Columbimorphae is a clade/superorder discovered by genome analysis that includes birds of the orders Columbiformes (pigeons and doves), Pterocliformes (sandgrouse), and Mesitornithiformes (mesites). This group was defined in the PhyloCode by George Sangster and colleagues in 2022 as "the least inclusive crown clade containing Columba oenas, Mesitornis variegatus, and Pterocles alchata". Previous analyses had also recovered this grouping, although the exact relationships differed. Some studies indicated a sister relationship between sandgrouse and pigeons (the traditional view) while other studies indicated a sister grouping of mesites and sandgrouse instead. This sister relationship of the sandgrouse and mesites was named by George Sangster and colleagues in 2022 as the clade Pteroclimesites and defined in the PhyloCode as "the least inclusive crown clade containing Mesitornis variegatus and Pterocles alchata".

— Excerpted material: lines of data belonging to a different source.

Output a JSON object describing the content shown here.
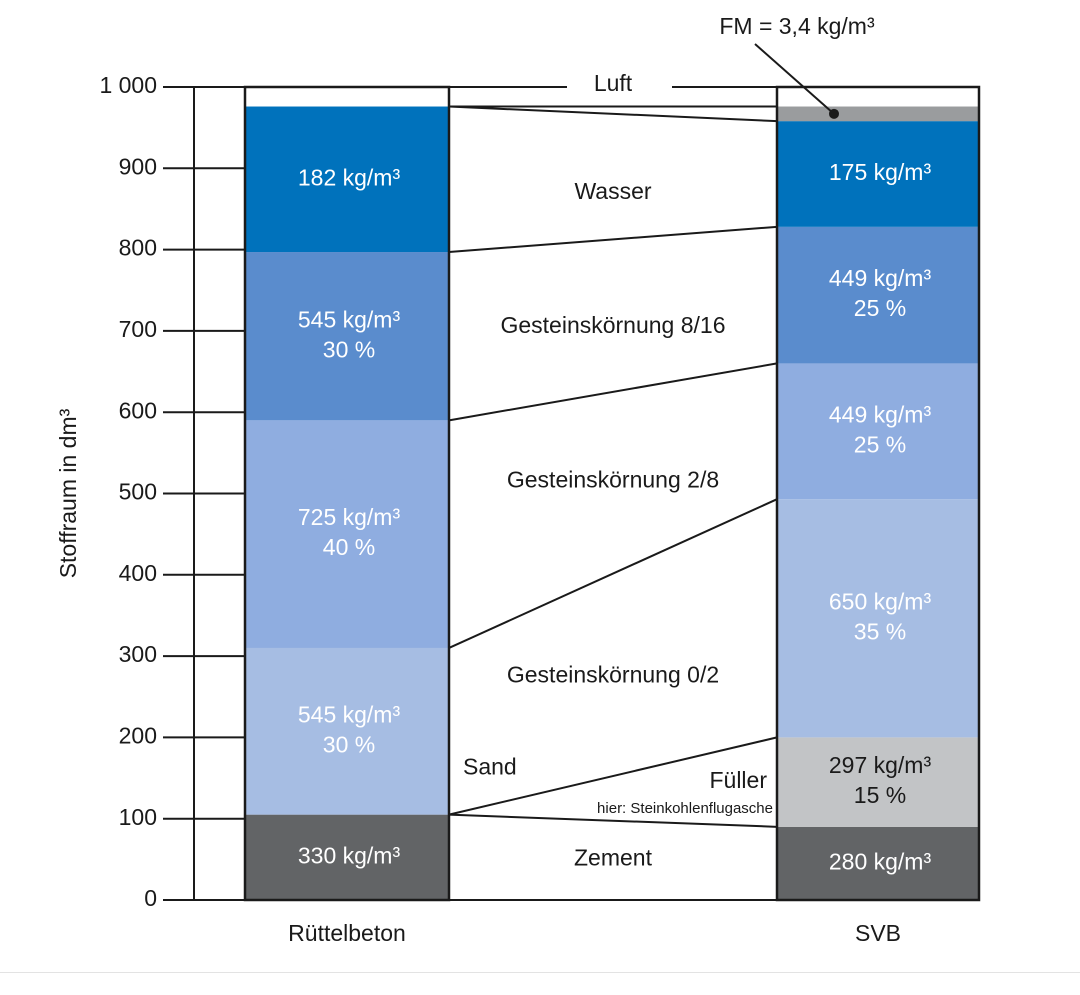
{
  "chart_data": {
    "type": "bar",
    "ylabel": "Stoffraum in dm³",
    "ylim": [
      0,
      1000
    ],
    "yticks": [
      {
        "value": 0,
        "label": "0"
      },
      {
        "value": 100,
        "label": "100"
      },
      {
        "value": 200,
        "label": "200"
      },
      {
        "value": 300,
        "label": "300"
      },
      {
        "value": 400,
        "label": "400"
      },
      {
        "value": 500,
        "label": "500"
      },
      {
        "value": 600,
        "label": "600"
      },
      {
        "value": 700,
        "label": "700"
      },
      {
        "value": 800,
        "label": "800"
      },
      {
        "value": 900,
        "label": "900"
      },
      {
        "value": 1000,
        "label": "1 000"
      }
    ],
    "categories": [
      "Rüttelbeton",
      "SVB"
    ],
    "components": [
      {
        "name": "Zement",
        "color": "#626466"
      },
      {
        "name": "Füller",
        "color": "#c2c4c6"
      },
      {
        "name": "Gesteinskörnung 0/2",
        "color": "#a6bde3"
      },
      {
        "name": "Gesteinskörnung 2/8",
        "color": "#8fade0"
      },
      {
        "name": "Gesteinskörnung 8/16",
        "color": "#5a8ccd"
      },
      {
        "name": "Wasser",
        "color": "#0072bc"
      },
      {
        "name": "FM",
        "color": "#9a9c9e"
      },
      {
        "name": "Luft",
        "color": "#ffffff"
      }
    ],
    "segments": [
      [
        {
          "component": "Zement",
          "from": 0,
          "to": 105,
          "label": [
            "330 kg/m³"
          ]
        },
        {
          "component": "Gesteinskörnung 0/2",
          "from": 105,
          "to": 310,
          "label": [
            "545 kg/m³",
            "30 %"
          ]
        },
        {
          "component": "Gesteinskörnung 2/8",
          "from": 310,
          "to": 590,
          "label": [
            "725 kg/m³",
            "40 %"
          ]
        },
        {
          "component": "Gesteinskörnung 8/16",
          "from": 590,
          "to": 797,
          "label": [
            "545 kg/m³",
            "30 %"
          ]
        },
        {
          "component": "Wasser",
          "from": 797,
          "to": 976,
          "label": [
            "182 kg/m³"
          ]
        },
        {
          "component": "Luft",
          "from": 976,
          "to": 1000,
          "label": []
        }
      ],
      [
        {
          "component": "Zement",
          "from": 0,
          "to": 90,
          "label": [
            "280 kg/m³"
          ]
        },
        {
          "component": "Füller",
          "from": 90,
          "to": 200,
          "label": [
            "297 kg/m³",
            "15 %"
          ]
        },
        {
          "component": "Gesteinskörnung 0/2",
          "from": 200,
          "to": 493,
          "label": [
            "650 kg/m³",
            "35 %"
          ]
        },
        {
          "component": "Gesteinskörnung 2/8",
          "from": 493,
          "to": 660,
          "label": [
            "449 kg/m³",
            "25 %"
          ]
        },
        {
          "component": "Gesteinskörnung 8/16",
          "from": 660,
          "to": 828,
          "label": [
            "449 kg/m³",
            "25 %"
          ]
        },
        {
          "component": "Wasser",
          "from": 828,
          "to": 958,
          "label": [
            "175 kg/m³"
          ]
        },
        {
          "component": "FM",
          "from": 958,
          "to": 976,
          "label": []
        },
        {
          "component": "Luft",
          "from": 976,
          "to": 1000,
          "label": []
        }
      ]
    ],
    "connectors": [
      {
        "left": 105,
        "right": 90
      },
      {
        "left": 105,
        "right": 200
      },
      {
        "left": 310,
        "right": 493
      },
      {
        "left": 590,
        "right": 660
      },
      {
        "left": 797,
        "right": 828
      },
      {
        "left": 976,
        "right": 958
      },
      {
        "left": 976,
        "right": 976
      }
    ],
    "middle_labels": [
      {
        "text": "Wasser",
        "value": 870,
        "pos": "center"
      },
      {
        "text": "Gesteinskörnung 8/16",
        "value": 705,
        "pos": "center"
      },
      {
        "text": "Gesteinskörnung 2/8",
        "value": 515,
        "pos": "center"
      },
      {
        "text": "Gesteinskörnung 0/2",
        "value": 275,
        "pos": "center"
      },
      {
        "text": "Sand",
        "value": 162,
        "pos": "left"
      },
      {
        "text": "Füller",
        "value": 145,
        "pos": "right"
      },
      {
        "text": "hier: Steinkohlenflugasche",
        "value": 112,
        "pos": "right-small"
      },
      {
        "text": "Zement",
        "value": 50,
        "pos": "center"
      },
      {
        "text": "Luft",
        "value": 1000,
        "pos": "top"
      }
    ],
    "annotation": {
      "text": "FM = 3,4 kg/m³",
      "target_value": 967
    }
  }
}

In 2020 Kuhl et al. sequenced 3-prime untranslated region (3’UTR) from 429 species and 379 genera of birds.They have found that cuckoos are the sister group to pigeons within Columbimorphae as shown in the cladogram below:

This is unlike most studies, which consider cuckoos to be related to turacos and bustards (part of the clade Otidimorphae). The six orders in Columbimorphae and Otidimorphae are sometimes considered to form a clade, Columbaves.